La policía reconoce el carácter absolutamente heterogéneo, transversal, de un movimiento intergeneracional compuesto por familias distintas del independentismo. Esta absoluta dispersión dificulta muchísimo la labor de mediación de los Mossos. Desde hace un tiempo, la policía catalana potenció el grupo de mediadores que en cada manifestación, autorizada o no, busca un interlocutor que ayude a minimizar los incidentes y retrase la actuación de los antidisturbios. “En las acciones de los CDR es prácticamente imposible”, reconoce un portavoz. Tiene su lógica.

Los Mossos admiten que no logran encontrar interlocutores para mediar en las protestas

Es difícil olvidar que los antiguos responsables de Òmnium y ANC, los Jordis, Cuixart y Sánchez, están a punto de cumplir medio año en prisión por su actuación durante las protestas frente a la Conselleria d’Economia, donde mediaron incluso con la Guardia Civil. En los últimos cortes de carreteras, los policías de mediación se han llegado a comprometer ante los manifestantes a no identificar a los interlocutores si estos eran capaces de asumir un cierto mando para que depusieran su actitud.

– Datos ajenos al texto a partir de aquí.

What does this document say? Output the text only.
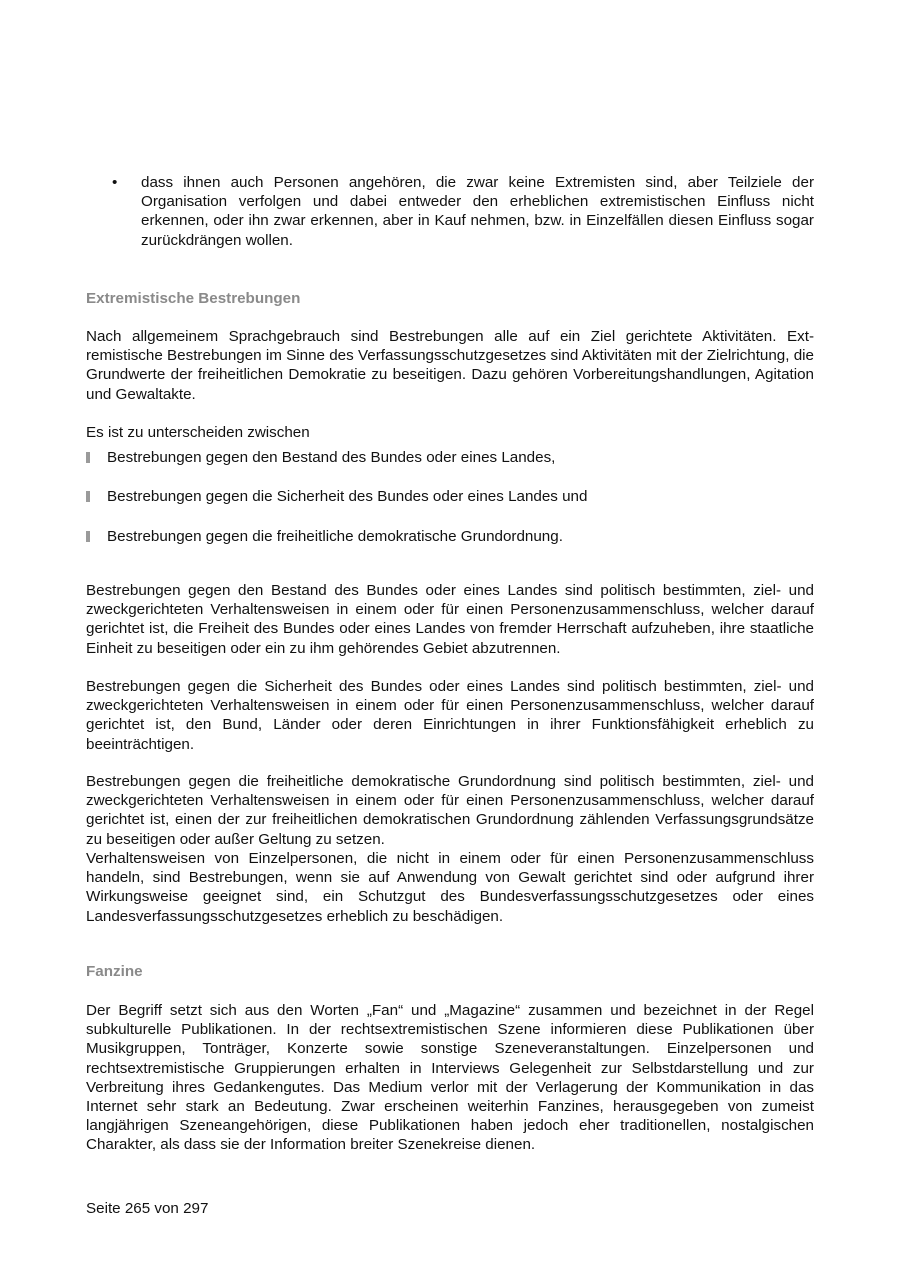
• dass ihnen auch Personen angehören, die zwar keine Extremisten sind, aber Teilziele der Organisation verfolgen und dabei entweder den erheblichen extremistischen Einfluss nicht erkennen, oder ihn zwar erkennen, aber in Kauf nehmen, bzw. in Einzelfällen diesen Einfluss sogar zurückdrängen wollen.

Extremistische Bestrebungen

Nach allgemeinem Sprachgebrauch sind Bestrebungen alle auf ein Ziel gerichtete Aktivitäten. Extremistische Bestrebungen im Sinne des Verfassungsschutzgesetzes sind Aktivitäten mit der Zielrichtung, die Grundwerte der freiheitlichen Demokratie zu beseitigen. Dazu gehören Vorbereitungshandlungen, Agitation und Gewaltakte.

Es ist zu unterscheiden zwischen

Bestrebungen gegen den Bestand des Bundes oder eines Landes,
Bestrebungen gegen die Sicherheit des Bundes oder eines Landes und
Bestrebungen gegen die freiheitliche demokratische Grundordnung.

Bestrebungen gegen den Bestand des Bundes oder eines Landes sind politisch bestimmten, ziel- und zweckgerichteten Verhaltensweisen in einem oder für einen Personenzusammenschluss, welcher darauf gerichtet ist, die Freiheit des Bundes oder eines Landes von fremder Herrschaft aufzuheben, ihre staatliche Einheit zu beseitigen oder ein zu ihm gehörendes Gebiet abzutrennen.

Bestrebungen gegen die Sicherheit des Bundes oder eines Landes sind politisch bestimmten, ziel- und zweckgerichteten Verhaltensweisen in einem oder für einen Personenzusammenschluss, welcher darauf gerichtet ist, den Bund, Länder oder deren Einrichtungen in ihrer Funktionsfähigkeit erheblich zu beeinträchtigen.

Bestrebungen gegen die freiheitliche demokratische Grundordnung sind politisch bestimmten, ziel- und zweckgerichteten Verhaltensweisen in einem oder für einen Personenzusammenschluss, welcher darauf gerichtet ist, einen der zur freiheitlichen demokratischen Grundordnung zählenden Verfassungsgrundsätze zu beseitigen oder außer Geltung zu setzen.

Verhaltensweisen von Einzelpersonen, die nicht in einem oder für einen Personenzusammenschluss handeln, sind Bestrebungen, wenn sie auf Anwendung von Gewalt gerichtet sind oder aufgrund ihrer Wirkungsweise geeignet sind, ein Schutzgut des Bundesverfassungsschutzgesetzes oder eines Landesverfassungsschutzgesetzes erheblich zu beschädigen.

Fanzine

Der Begriff setzt sich aus den Worten „Fan“ und „Magazine“ zusammen und bezeichnet in der Regel subkulturelle Publikationen. In der rechtsextremistischen Szene informieren diese Publikationen über Musikgruppen, Tonträger, Konzerte sowie sonstige Szeneveranstaltungen. Einzelpersonen und rechtsextremistische Gruppierungen erhalten in Interviews Gelegenheit zur Selbstdarstellung und zur Verbreitung ihres Gedankengutes. Das Medium verlor mit der Verlagerung der Kommunikation in das Internet sehr stark an Bedeutung. Zwar erscheinen weiterhin Fanzines, herausgegeben von zumeist langjährigen Szeneangehörigen, diese Publikationen haben jedoch eher traditionellen, nostalgischen Charakter, als dass sie der Information breiter Szenekreise dienen.

Seite 265 von 297
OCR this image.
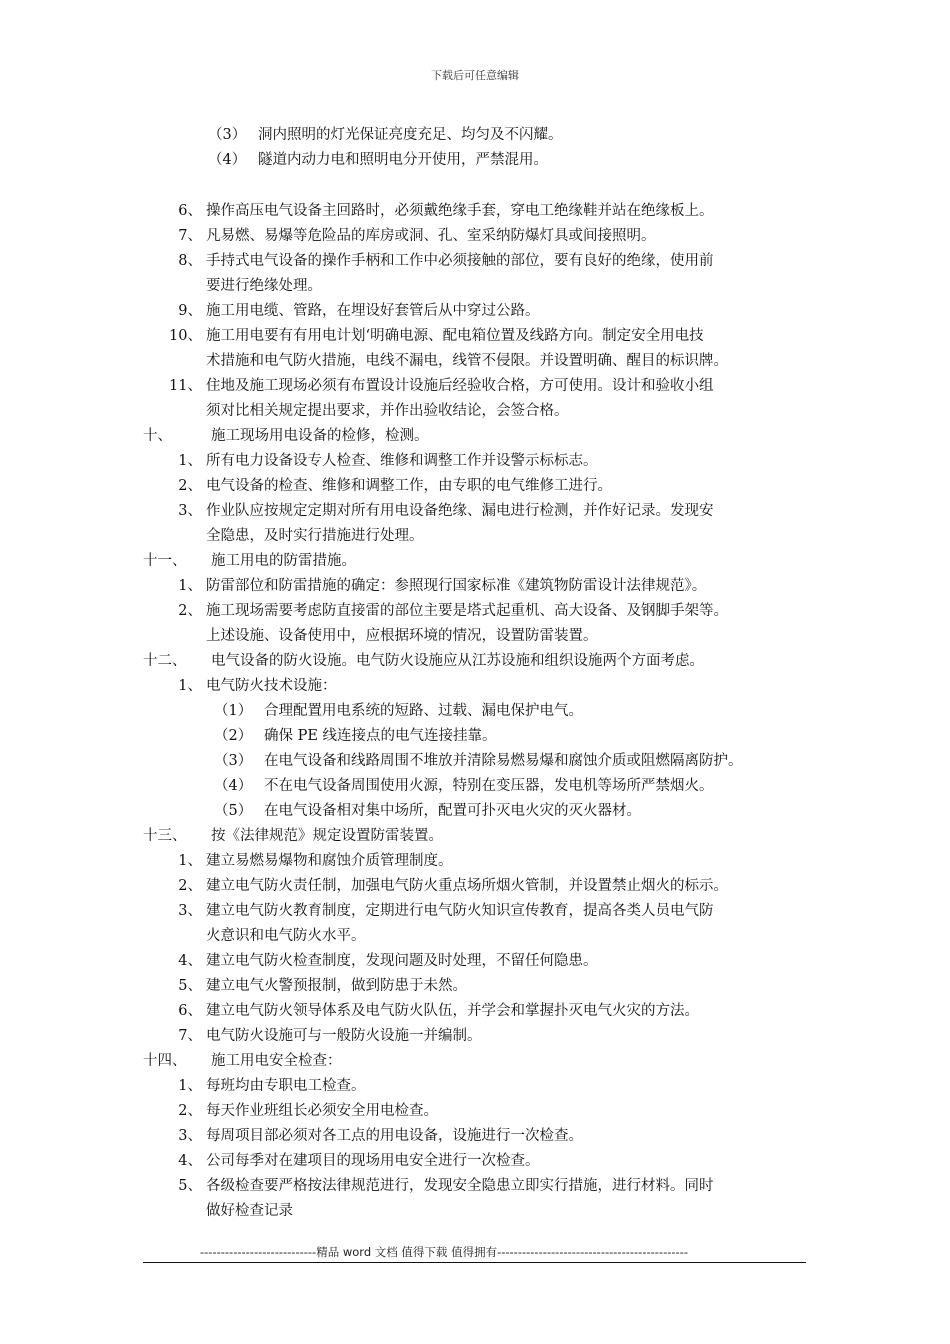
下载后可任意编辑
（3） 洞内照明的灯光保证亮度充足、均匀及不闪耀。
（4） 隧道内动力电和照明电分开使用，严禁混用。
6、 操作高压电气设备主回路时，必须戴绝缘手套，穿电工绝缘鞋并站在绝缘板上。
7、 凡易燃、易爆等危险品的库房或洞、孔、室采纳防爆灯具或间接照明。
8、 手持式电气设备的操作手柄和工作中必须接触的部位，要有良好的绝缘，使用前
要进行绝缘处理。
9、 施工用电缆、管路，在埋设好套管后从中穿过公路。
10、 施工用电要有有用电计划‘明确电源、配电箱位置及线路方向。制定安全用电技
术措施和电气防火措施，电线不漏电，线管不侵限。并设置明确、醒目的标识牌。
11、 住地及施工现场必须有布置设计设施后经验收合格，方可使用。设计和验收小组
须对比相关规定提出要求，并作出验收结论，会签合格。
十、	施工现场用电设备的检修，检测。
1、 所有电力设备设专人检查、维修和调整工作并设警示标标志。
2、 电气设备的检查、维修和调整工作，由专职的电气维修工进行。
3、 作业队应按规定定期对所有用电设备绝缘、漏电进行检测，并作好记录。发现安
全隐患，及时实行措施进行处理。
十一、 施工用电的防雷措施。
1、 防雷部位和防雷措施的确定：参照现行国家标准《建筑物防雷设计法律规范》。
2、 施工现场需要考虑防直接雷的部位主要是塔式起重机、高大设备、及钢脚手架等。
上述设施、设备使用中，应根据环境的情况，设置防雷装置。
十二、 电气设备的防火设施。电气防火设施应从江苏设施和组织设施两个方面考虑。
1、 电气防火技术设施：
（1） 合理配置用电系统的短路、过载、漏电保护电气。
（2） 确保 PE 线连接点的电气连接挂靠。
（3） 在电气设备和线路周围不堆放并清除易燃易爆和腐蚀介质或阻燃隔离防护。
（4） 不在电气设备周围使用火源，特别在变压器，发电机等场所严禁烟火。
（5） 在电气设备相对集中场所，配置可扑灭电火灾的灭火器材。
十三、 按《法律规范》规定设置防雷装置。
1、 建立易燃易爆物和腐蚀介质管理制度。
2、 建立电气防火责任制，加强电气防火重点场所烟火管制，并设置禁止烟火的标示。
3、 建立电气防火教育制度，定期进行电气防火知识宣传教育，提高各类人员电气防
火意识和电气防火水平。
4、 建立电气防火检查制度，发现问题及时处理，不留任何隐患。
5、 建立电气火警预报制，做到防患于未然。
6、 建立电气防火领导体系及电气防火队伍，并学会和掌握扑灭电气火灾的方法。
7、 电气防火设施可与一般防火设施一并编制。
十四、 施工用电安全检查：
1、 每班均由专职电工检查。
2、 每天作业班组长必须安全用电检查。
3、 每周项目部必须对各工点的用电设备，设施进行一次检查。
4、 公司每季对在建项目的现场用电安全进行一次检查。
5、 各级检查要严格按法律规范进行，发现安全隐患立即实行措施，进行材料。同时
做好检查记录
----------------------------精品 word 文档 值得下载 值得拥有----------------------------------------------
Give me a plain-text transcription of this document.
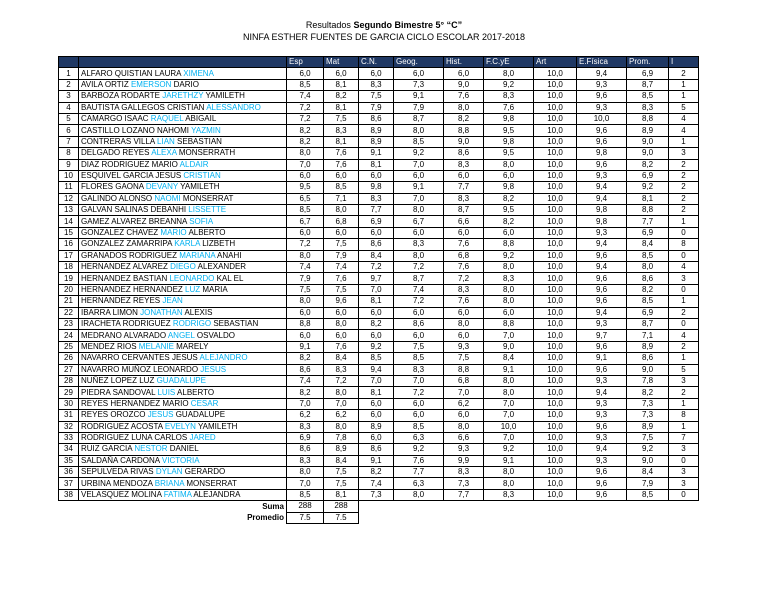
Resultados Segundo Bimestre 5° “C”
NINFA ESTHER FUENTES DE GARCIA CICLO ESCOLAR 2017-2018
		Esp	Mat	C.N.	Geog.	Hist.	F.C.yE	Art	E.Física	Prom.	I
1	ALFARO QUISTIAN LAURA XIMENA	6,0	6,0	6,0	6,0	6,0	8,0	10,0	9,4	6,9	2
2	AVILA ORTIZ EMERSON DARIO	8,5	8,1	8,3	7,3	9,0	9,2	10,0	9,3	8,7	1
3	BARBOZA RODARTE JARETHZY YAMILETH	7,4	8,2	7,5	9,1	7,6	8,3	10,0	9,6	8,5	1
4	BAUTISTA GALLEGOS CRISTIAN ALESSANDRO	7,2	8,1	7,9	7,9	8,0	7,6	10,0	9,3	8,3	5
5	CAMARGO ISAAC RAQUEL ABIGAIL	7,2	7,5	8,6	8,7	8,2	9,8	10,0	10,0	8,8	4
6	CASTILLO LOZANO NAHOMI YAZMIN	8,2	8,3	8,9	8,0	8,8	9,5	10,0	9,6	8,9	4
7	CONTRERAS VILLA LIAN SEBASTIAN	8,2	8,1	8,9	8,5	9,0	9,8	10,0	9,6	9,0	1
8	DELGADO REYES ALEXA MONSERRATH	8,0	7,6	9,1	9,2	8,6	9,5	10,0	9,8	9,0	3
9	DIAZ RODRIGUEZ MARIO ALDAIR	7,0	7,6	8,1	7,0	8,3	8,0	10,0	9,6	8,2	2
10	ESQUIVEL GARCIA JESUS CRISTIAN	6,0	6,0	6,0	6,0	6,0	6,0	10,0	9,3	6,9	2
11	FLORES GAONA DEVANY YAMILETH	9,5	8,5	9,8	9,1	7,7	9,8	10,0	9,4	9,2	2
12	GALINDO ALONSO NAOMI MONSERRAT	6,5	7,1	8,3	7,0	8,3	8,2	10,0	9,4	8,1	2
13	GALVAN SALINAS DEBANHI LISSETTE	8,5	8,0	7,7	8,0	8,7	9,5	10,0	9,8	8,8	2
14	GAMEZ ALVAREZ BREANNA SOFIA	6,7	6,8	6,9	6,7	6,6	8,2	10,0	9,8	7,7	1
15	GONZALEZ CHAVEZ MARIO ALBERTO	6,0	6,0	6,0	6,0	6,0	6,0	10,0	9,3	6,9	0
16	GONZALEZ ZAMARRIPA KARLA LIZBETH	7,2	7,5	8,6	8,3	7,6	8,8	10,0	9,4	8,4	8
17	GRANADOS RODRIGUEZ MARIANA ANAHI	8,0	7,9	8,4	8,0	6,8	9,2	10,0	9,6	8,5	0
18	HERNANDEZ ALVAREZ DIEGO ALEXANDER	7,4	7,4	7,2	7,2	7,6	8,0	10,0	9,4	8,0	4
19	HERNANDEZ BASTIAN LEONARDO KAL EL	7,9	7,6	9,7	8,7	7,2	8,3	10,0	9,6	8,6	3
20	HERNANDEZ HERNANDEZ LUZ MARIA	7,5	7,5	7,0	7,4	8,3	8,0	10,0	9,6	8,2	0
21	HERNANDEZ REYES JEAN	8,0	9,6	8,1	7,2	7,6	8,0	10,0	9,6	8,5	1
22	IBARRA LIMON JONATHAN ALEXIS	6,0	6,0	6,0	6,0	6,0	6,0	10,0	9,4	6,9	2
23	IRACHETA RODRIGUEZ RODRIGO SEBASTIAN	8,8	8,0	8,2	8,6	8,0	8,8	10,0	9,3	8,7	0
24	MEDRANO ALVARADO ANGEL OSVALDO	6,0	6,0	6,0	6,0	6,0	7,0	10,0	9,7	7,1	4
25	MENDEZ RIOS MELANIE MARELY	9,1	7,6	9,2	7,5	9,3	9,0	10,0	9,6	8,9	2
26	NAVARRO CERVANTES JESUS ALEJANDRO	8,2	8,4	8,5	8,5	7,5	8,4	10,0	9,1	8,6	1
27	NAVARRO MUÑOZ LEONARDO JESUS	8,6	8,3	9,4	8,3	8,8	9,1	10,0	9,6	9,0	5
28	NUÑEZ LOPEZ LUZ GUADALUPE	7,4	7,2	7,0	7,0	6,8	8,0	10,0	9,3	7,8	3
29	PIEDRA SANDOVAL LUIS ALBERTO	8,2	8,0	8,1	7,2	7,0	8,0	10,0	9,4	8,2	2
30	REYES HERNANDEZ MARIO CESAR	7,0	7,0	6,0	6,0	6,2	7,0	10,0	9,3	7,3	1
31	REYES OROZCO JESUS GUADALUPE	6,2	6,2	6,0	6,0	6,0	7,0	10,0	9,3	7,3	8
32	RODRIGUEZ ACOSTA EVELYN YAMILETH	8,3	8,0	8,9	8,5	8,0	10,0	10,0	9,6	8,9	1
33	RODRIGUEZ LUNA CARLOS JARED	6,9	7,8	6,0	6,3	6,6	7,0	10,0	9,3	7,5	7
34	RUIZ GARCIA NESTOR DANIEL	8,6	8,9	8,6	9,2	9,3	9,2	10,0	9,4	9,2	3
35	SALDAÑA CARDONA VICTORIA	8,3	8,4	9,1	7,6	9,9	9,1	10,0	9,3	9,0	0
36	SEPULVEDA RIVAS DYLAN GERARDO	8,0	7,5	8,2	7,7	8,3	8,0	10,0	9,6	8,4	3
37	URBINA MENDOZA BRIANA MONSERRAT	7,0	7,5	7,4	6,3	7,3	8,0	10,0	9,6	7,9	3
38	VELASQUEZ MOLINA FATIMA ALEJANDRA	8,5	8,1	7,3	8,0	7,7	8,3	10,0	9,6	8,5	0
	Suma	288	288								
	Promedio	7.5	7.5								
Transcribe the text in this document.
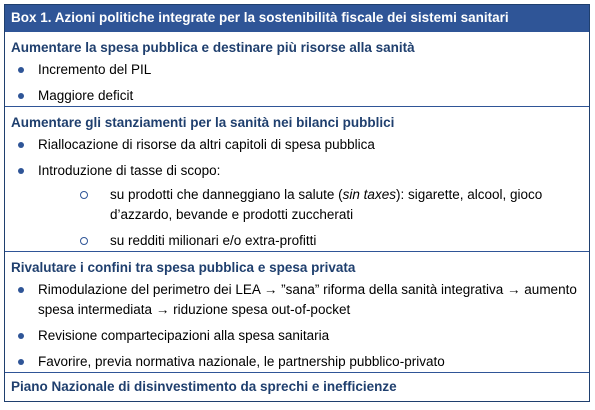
Box 1. Azioni politiche integrate per la sostenibilità fiscale dei sistemi sanitari
Aumentare la spesa pubblica e destinare più risorse alla sanità
Incremento del PIL
Maggiore deficit
Aumentare gli stanziamenti per la sanità nei bilanci pubblici
Riallocazione di risorse da altri capitoli di spesa pubblica
Introduzione di tasse di scopo:
su prodotti che danneggiano la salute (sin taxes): sigarette, alcool, gioco d’azzardo, bevande e prodotti zuccherati
su redditi milionari e/o extra-profitti
Rivalutare i confini tra spesa pubblica e spesa privata
Rimodulazione del perimetro dei LEA → ”sana” riforma della sanità integrativa → aumento spesa intermediata → riduzione spesa out-of-pocket
Revisione compartecipazioni alla spesa sanitaria
Favorire, previa normativa nazionale, le partnership pubblico-privato
Piano Nazionale di disinvestimento da sprechi e inefficienze
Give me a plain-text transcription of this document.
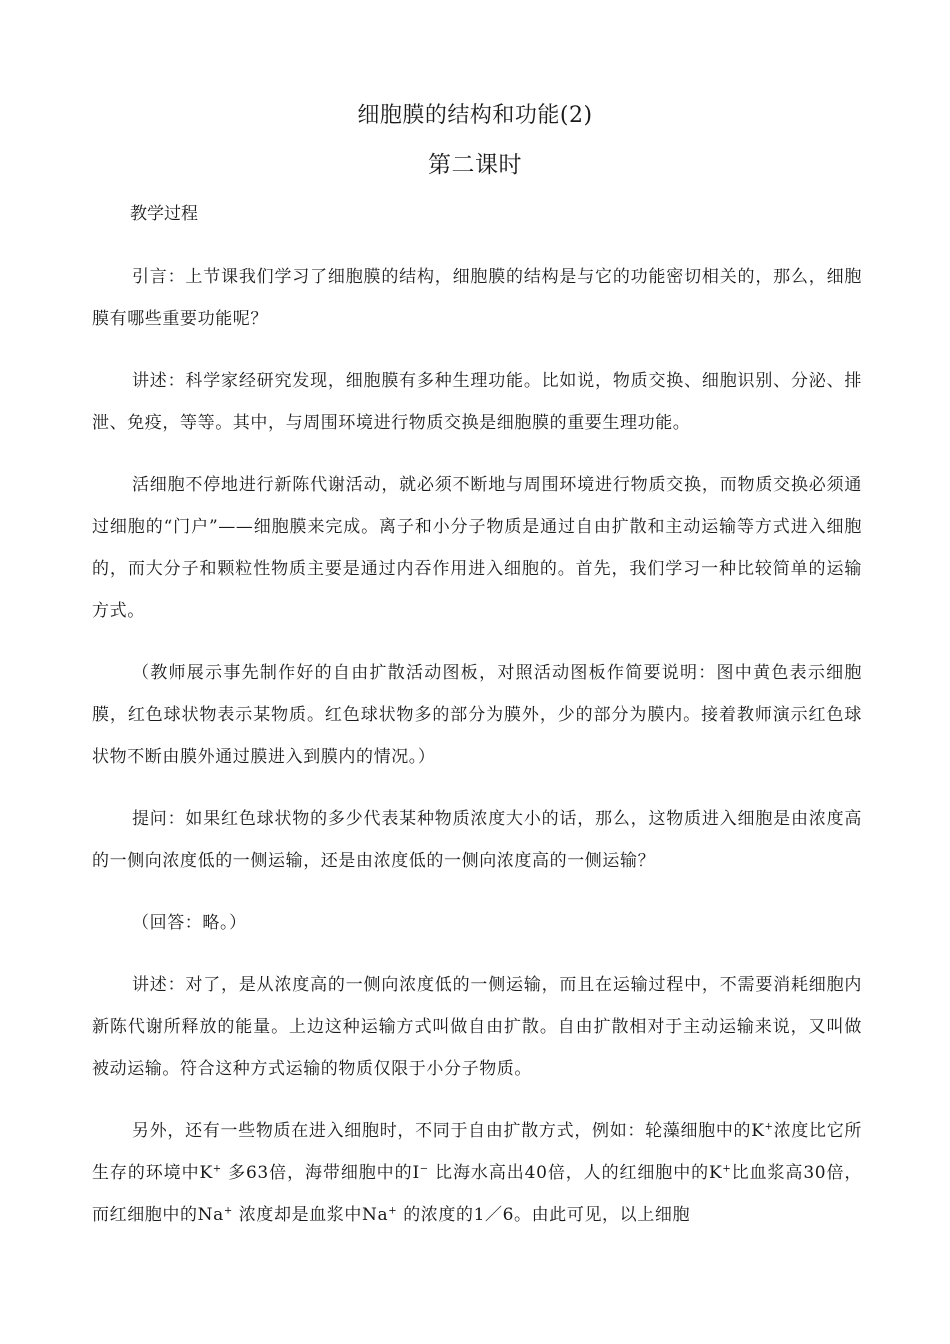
细胞膜的结构和功能(2)
第二课时

教学过程

引言：上节课我们学习了细胞膜的结构，细胞膜的结构是与它的功能密切相关的，那么，细胞膜有哪些重要功能呢？

讲述：科学家经研究发现，细胞膜有多种生理功能。比如说，物质交换、细胞识别、分泌、排泄、免疫，等等。其中，与周围环境进行物质交换是细胞膜的重要生理功能。

活细胞不停地进行新陈代谢活动，就必须不断地与周围环境进行物质交换，而物质交换必须通过细胞的“门户”——细胞膜来完成。离子和小分子物质是通过自由扩散和主动运输等方式进入细胞的，而大分子和颗粒性物质主要是通过内吞作用进入细胞的。首先，我们学习一种比较简单的运输方式。

（教师展示事先制作好的自由扩散活动图板，对照活动图板作简要说明：图中黄色表示细胞膜，红色球状物表示某物质。红色球状物多的部分为膜外，少的部分为膜内。接着教师演示红色球状物不断由膜外通过膜进入到膜内的情况。）

提问：如果红色球状物的多少代表某种物质浓度大小的话，那么，这物质进入细胞是由浓度高的一侧向浓度低的一侧运输，还是由浓度低的一侧向浓度高的一侧运输？

（回答：略。）

讲述：对了，是从浓度高的一侧向浓度低的一侧运输，而且在运输过程中，不需要消耗细胞内新陈代谢所释放的能量。上边这种运输方式叫做自由扩散。自由扩散相对于主动运输来说，又叫做被动运输。符合这种方式运输的物质仅限于小分子物质。

另外，还有一些物质在进入细胞时，不同于自由扩散方式，例如：轮藻细胞中的K+浓度比它所生存的环境中K+ 多63倍，海带细胞中的I− 比海水高出40倍，人的红细胞中的K+比血浆高30倍，而红细胞中的Na+ 浓度却是血浆中Na+ 的浓度的1／6。由此可见，以上细胞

Los Mossos son conscientes de que a medida que se caliente y suba la intensidad de las acciones callejeras, una perspectiva que el propio comisario jefe del cuerpo, Ferran López, ya planteó el lunes al presidente del Parlament, Roger Torrent, será más y más difícil mediar con ellos.

Es cierto que las concentraciones que convocan los CDR se plantean mediante enunciados tales que el que asiste puede no ser consciente de cómo derivará la acción. Una de las últimas, con nueve detenidos y varios identificados, entre ellos un mosso, convocaba a concentrarse frente a las delegaciones del Gobierno español. Y ya desde el primer momento, entre ese tumulto de personas anónimas, de clases y edades dispares, hubo quienes lanzaron la consigna de romper las líneas policiales y avanzar hasta alcanzar el edificio. Casi lo logran en Lleida, donde los manifestantes lograron acceder al parking y sobrepasar el cordón de mossos.

¿Quién organizó los disturbios posteriores? ¿Las quemas de contenedores en algunos chaflanes del Eixample? Esa noche, nadie en concreto. A diferencia de otros disturbios callejeros de violencia urbana de los que Barcelona ha sido escenario en innumerables ocasiones hasta el 2012, los más exaltados del otro día improvisaron los actos de revuelta arrastrados por un grupúsculo minoritario de jóvenes que enseguida se cubrieron el rostro y apostaron por unos disturbios que ni siquiera alcanzaron uno de los barrios más propicios para la algarada: Gràcia.